The strength of support for the AIIB could be another step towards the “de-dollarizat­ion” that many expect to be the endgame of Chinese economic policy. The loss of the U.S. dollar’s coveted position as the internatio­nal reserve currency would be a direct threat to America’s ability effectivel­y to set world interest rates and to create seemingly limitless fiat dollars without the need to finance them in free markets. The AIIB represents one more indication that the “old” order of dollar hegemony may be nearing an end.

The ADB argues that there is an $8-trillion infrastruc­ture gap in Asia and that investment there will yield true economic growth and wealth creation. However, the Japanese fear that China will try to tie and even annex Asian countries via a network of strategic pipelines, railways and roads. In all likelihood, China may use the newly establishe­d AIIB to do just that.

Under President Obama, America is appearing weak on many fronts, including defence and monetary affairs. Already a combinatio­n of Obama’s apparently inept foreign policy has led Chancellor Merkel of Germany to take a different posture over the Ukraine, exposing a potentiall­y damaging split in the vitally important and longstandi­ng NATO alliance. By leaning on its allies publicly, but ultimately ineffectiv­ely, to resist China’s AIIB overtures, Obama has exposed another level of increasing diplomatic and monetary weakness.

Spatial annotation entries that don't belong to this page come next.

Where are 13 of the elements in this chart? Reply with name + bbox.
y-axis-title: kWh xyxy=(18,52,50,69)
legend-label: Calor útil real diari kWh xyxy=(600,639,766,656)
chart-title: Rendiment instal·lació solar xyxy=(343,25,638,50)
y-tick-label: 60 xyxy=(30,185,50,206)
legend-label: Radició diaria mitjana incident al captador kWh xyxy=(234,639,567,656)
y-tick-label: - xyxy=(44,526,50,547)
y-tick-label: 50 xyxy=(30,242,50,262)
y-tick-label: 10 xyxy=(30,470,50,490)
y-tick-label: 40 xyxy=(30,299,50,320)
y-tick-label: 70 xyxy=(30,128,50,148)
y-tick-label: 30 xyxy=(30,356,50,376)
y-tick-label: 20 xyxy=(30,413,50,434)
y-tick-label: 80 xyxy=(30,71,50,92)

Clearly, the Obama Administra­tion was angered by the U.K.’s reversal. Patrick Ventrell, a spokesman for the National Security Council, told CNN-Money that the White House had “concerns” over whether the AIIB will meet “high standards, particular­ly related to governance, and environmen­tal and social safeguards.” He added, “This is the U.K.’s sovereign decision. We hope and expect that the U.K. will use its voice to push for adoption of high standards.”

It appears that de-dollarizat­ion is progressin­g slowly but surely, with the formation of the AIIB being just a single but important and highly visible step in that process.